De acordo com o parlamentar, a decisão reflete uma avaliação interna de que a disputa pelo Executivo estadual permanece concentrada em um grupo restrito de lideranças, o que, na visão do partido, inviabiliza a construção de um projeto competitivo neste momento.
“(A eleição para) Governo do Estado é sempre disputada por um grupo muito restrito de candidatos, sempre os mesmos, e nós não conseguimos romper este grupo e ter um candidato viável para apresentar ao eleitor amazonense. Da mesma forma, a maioria do partido não quer apoiar um dos candidatos que estão aí”, declarou.
Plínio Valério também descartou qualquer possibilidade de apoio à pré-candidatura do senador Omar Aziz (PSD), apesar da relação pessoal entre ambos. Segundo ele, as divergências políticas e ideológicas impedem uma aliança eleitoral.
“Eu e Omar navegamos o mesmo rio, só que em barcos separados.
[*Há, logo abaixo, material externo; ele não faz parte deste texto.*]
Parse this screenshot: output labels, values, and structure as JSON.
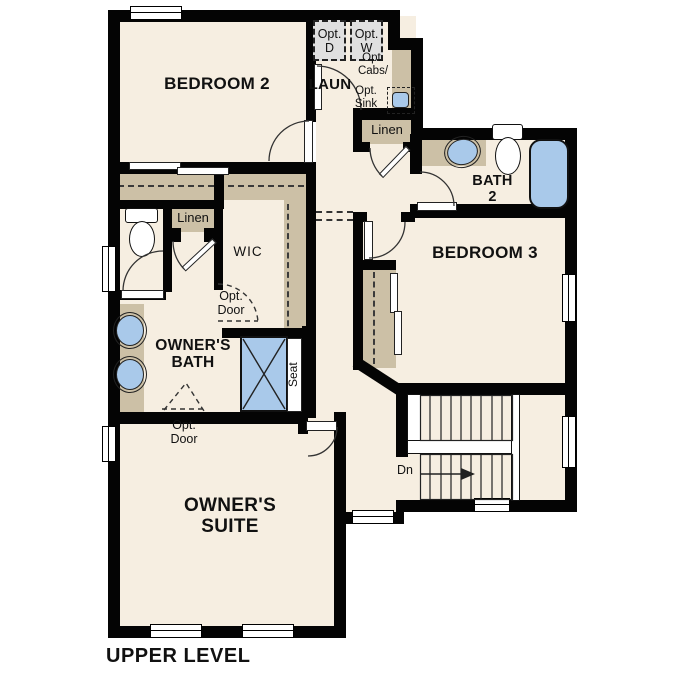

Ele apoia o governo Lula e eu sou oposição e apesar da nossa amizade, não vamos caminhar juntos nessa eleição”, disse.
Prioridade será o Senado e as chapas proporcionais
Durante entrevista ao programa Meio Dia com Jefferson Coronel, da Rede Onda Digital, o senador destacou que a prioridade do PSDB em 2026 será a montagem de chapas para deputado estadual, deputado federal e Senado. Plínio confirmou que buscará a reeleição e disse ver com naturalidade a ampliação do número de concorrentes na disputa.
“Quanto mais candidatos, melhor. É assim que a população pode comparar quem realmente trabalha e decidir com mais clareza”, avaliou, citando possíveis adversários.
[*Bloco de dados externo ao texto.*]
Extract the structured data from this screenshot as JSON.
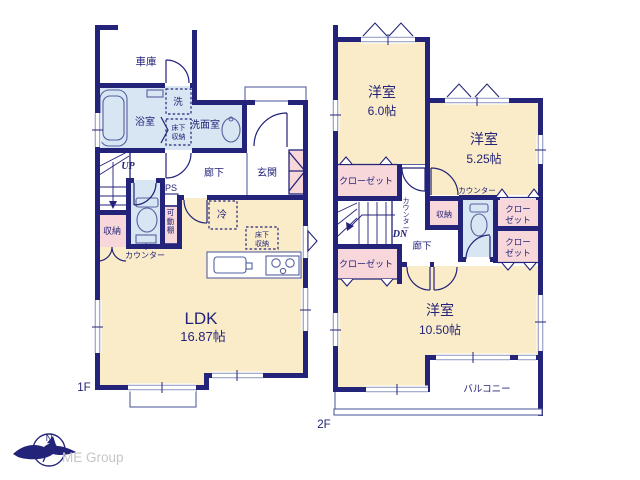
{
  "colors": {
    "bg": "#ffffff",
    "wall": "#232379",
    "room": "#faecc8",
    "wet": "#d8e6f3",
    "closet": "#f8d7db",
    "window": "#9aa2c8",
    "fixture": "#5560a0",
    "logo_text": "#c6c6ca"
  },
  "floor1": {
    "label": "1F",
    "garage": "車庫",
    "bath": "浴室",
    "washer": "洗",
    "washroom": "洗面室",
    "underfloor_l1": "床下",
    "underfloor_l2": "収納",
    "hallway": "廊下",
    "entrance": "玄関",
    "up": "UP",
    "ps": "PS",
    "shelf": "可動棚",
    "storage": "収納",
    "counter": "カウンター",
    "fridge": "冷",
    "ldk_underfloor_l1": "床下",
    "ldk_underfloor_l2": "収納",
    "ldk": "LDK",
    "ldk_size": "16.87帖"
  },
  "floor2": {
    "label": "2F",
    "bedroom_a": "洋室",
    "bedroom_a_size": "6.0帖",
    "bedroom_b": "洋室",
    "bedroom_b_size": "5.25帖",
    "bedroom_c": "洋室",
    "bedroom_c_size": "10.50帖",
    "closet_a": "クローゼット",
    "closet_b": "クローゼット",
    "closet_c_l1": "クロー",
    "closet_c_l2": "ゼット",
    "closet_d_l1": "クロー",
    "closet_d_l2": "ゼット",
    "dn": "DN",
    "hall_counter": "カウンター",
    "hallway": "廊下",
    "storage": "収納",
    "counter": "カウンター",
    "balcony": "バルコニー"
  },
  "logo": {
    "brand": "ME Group",
    "north": "N"
  }
}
Ao fazer um balanço de seu mandato, Plínio afirmou que sua atuação no Senado tem sido marcada pela defesa dos interesses do Amazonas, especialmente em temas como a Zona Franca de Manaus, a pavimentação da BR-319, a CPI das ONGs e o enfrentamento ao garimpo ilegal.
“Tenho sido uma voz firme contra agendas ambientais que prejudicam o Estado. Isso é reconhecido nas ruas, e é isso que me motiva a buscar a reeleição”, concluiu.